Due giorni dopo, giovedì 21, i leader dei Paesi dell’Ue si sono riuniti a Bruxelles. E lì Morawiecki ha anche potuto contare sul sostegno, non del tutto atteso, della Lituania. A spingere, invece, perché l’Ue proceda contro la Polonia sulla base dell’articolo 7 del Trattato di Lisbona, che sanziona il mancato rispetto dei principi fondamentali dell’Unione, fra cui lo stato di diritto, è soprattutto l’Olanda, con i ‘frugali’ – i meno inclini a concedere fondi a chi non rispetta le regole – e i Paesi del Benelux, custodi dell’ortodossia comunitaria. Ma Germania, Francia e Italia premono sul tasto del dialogo e sono, quindi, riluttanti ad agire; e almeno altri cinque leader sono parsi “tentennanti” sull’ipotesi di andare allo scontro.

Il che crea i presupposti per un’azione del Parlamento europeo, dove c’è una maggioranza per agire, contro la Commissione europea che, malgrado la durezza dello scontro a Strasburgo tra Morawiecki e la presidente Ursula von del Leyen, non ha ancora applicato il regolamento sulla condizionalità dello stato di diritto, che permette all’Ue di sospendere i versamenti comunitari agli Stati membri dove lo stato di diritto è minacciato. Il regolamento è stato adottato nel dicembre scorso per impedire che i finanziamenti comunitari vadano a Paesi che non rispettano le norme dell’Ue, come la Polonia, la cui corte costituzionale afferma la superiorità del diritto polacco su quello europeo, in contrasto con i Trattati, o l’Ungheria, che persegue una “democrazia illiberale” in contrasto fin dall’enunciato con i principi dell’Ue.

Il presidente del Parlamento David Sassoli ha chiesto ai servizi giuridici della sua Istituzione d’intentare una causa contro la Commissione, che sarà immediatamente ritirata se l’Esecutivo passerà all’azione come auspica l’Assemblea. La Commissione Affari Giuridici del Parlamento s’era espressa con un voto per portare la causa davanti alla Corte di Giustizia e poi la Conferenza dei Presidenti dei Gruppi ha sostenuto a maggioranza tale posizione.

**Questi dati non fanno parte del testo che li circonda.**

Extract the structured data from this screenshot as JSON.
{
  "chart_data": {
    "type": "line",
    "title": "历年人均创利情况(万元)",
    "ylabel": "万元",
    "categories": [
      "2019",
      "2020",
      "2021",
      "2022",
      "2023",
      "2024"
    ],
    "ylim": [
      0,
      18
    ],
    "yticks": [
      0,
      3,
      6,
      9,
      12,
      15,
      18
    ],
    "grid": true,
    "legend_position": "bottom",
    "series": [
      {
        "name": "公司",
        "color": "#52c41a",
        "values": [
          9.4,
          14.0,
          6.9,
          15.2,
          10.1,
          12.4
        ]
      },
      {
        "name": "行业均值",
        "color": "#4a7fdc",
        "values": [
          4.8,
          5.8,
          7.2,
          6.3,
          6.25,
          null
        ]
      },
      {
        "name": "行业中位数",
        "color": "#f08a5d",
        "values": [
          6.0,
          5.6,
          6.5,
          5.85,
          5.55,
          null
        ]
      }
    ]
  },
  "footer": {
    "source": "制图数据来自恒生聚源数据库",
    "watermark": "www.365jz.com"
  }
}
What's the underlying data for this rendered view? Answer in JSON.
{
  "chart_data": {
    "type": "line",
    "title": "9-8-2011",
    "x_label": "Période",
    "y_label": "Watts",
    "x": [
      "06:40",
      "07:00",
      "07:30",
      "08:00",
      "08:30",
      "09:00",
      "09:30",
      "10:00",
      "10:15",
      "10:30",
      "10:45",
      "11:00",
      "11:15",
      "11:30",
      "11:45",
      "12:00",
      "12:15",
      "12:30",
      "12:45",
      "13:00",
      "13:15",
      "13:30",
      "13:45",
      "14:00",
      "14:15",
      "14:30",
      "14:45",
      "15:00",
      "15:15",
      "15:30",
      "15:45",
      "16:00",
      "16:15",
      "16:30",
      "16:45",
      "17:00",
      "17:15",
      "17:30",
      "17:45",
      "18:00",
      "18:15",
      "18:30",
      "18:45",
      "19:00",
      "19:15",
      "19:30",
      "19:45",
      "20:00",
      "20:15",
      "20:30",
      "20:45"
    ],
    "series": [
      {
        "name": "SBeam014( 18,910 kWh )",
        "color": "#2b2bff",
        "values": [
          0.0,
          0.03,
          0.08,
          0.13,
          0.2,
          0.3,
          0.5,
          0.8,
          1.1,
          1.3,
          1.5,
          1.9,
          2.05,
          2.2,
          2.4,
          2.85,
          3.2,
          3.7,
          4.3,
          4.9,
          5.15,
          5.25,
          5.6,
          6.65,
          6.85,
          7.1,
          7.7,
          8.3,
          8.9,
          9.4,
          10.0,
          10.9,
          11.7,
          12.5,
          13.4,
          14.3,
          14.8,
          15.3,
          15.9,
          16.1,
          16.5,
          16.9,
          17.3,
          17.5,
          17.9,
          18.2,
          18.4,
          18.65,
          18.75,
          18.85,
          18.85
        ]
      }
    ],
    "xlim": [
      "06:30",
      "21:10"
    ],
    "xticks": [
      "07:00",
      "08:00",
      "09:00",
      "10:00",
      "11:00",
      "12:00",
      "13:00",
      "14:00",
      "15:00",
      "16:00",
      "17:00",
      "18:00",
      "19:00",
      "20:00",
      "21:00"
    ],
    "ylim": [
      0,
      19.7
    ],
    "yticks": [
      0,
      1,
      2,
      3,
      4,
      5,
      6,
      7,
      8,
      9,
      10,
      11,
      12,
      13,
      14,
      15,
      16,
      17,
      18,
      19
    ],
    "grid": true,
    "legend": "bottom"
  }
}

Il presidente Sassoli ha ricordato: “Gli Stati dell’Ue che violano lo stato di diritto non dovrebbero ricevere i fondi comunitari. L’anno scorso, il Parlamento s’è duramente battuto per un meccanismo che garantisca questo principio. Ma finora la Commissione è stata riluttante a metterlo in pratica… L’Ue è una comunità fondata sui principi della democrazia e dello stato di diritto. Se questi principi sono minacciati in uno Stato membro, l’Ue deve agire per proteggerli.” Concetti che Sassoli ha ribadito ai leader dell’Ue, incontrandoli virtualmente prima dell’apertura, giovedì 21, del Consiglio europeo. Ma di fronte alle riluttanze dei leader dei Paesi dell’Unione, emerse al Vertice, è problematico per la Commissione procedere come auspicato dal Parlamento, anche se ha il potere di farlo. La scossa verrà, dunque, dalla Corte di Giustizia? Sì, se i giudici avranno più coraggio, o più lealtà alle leggi, dei politici.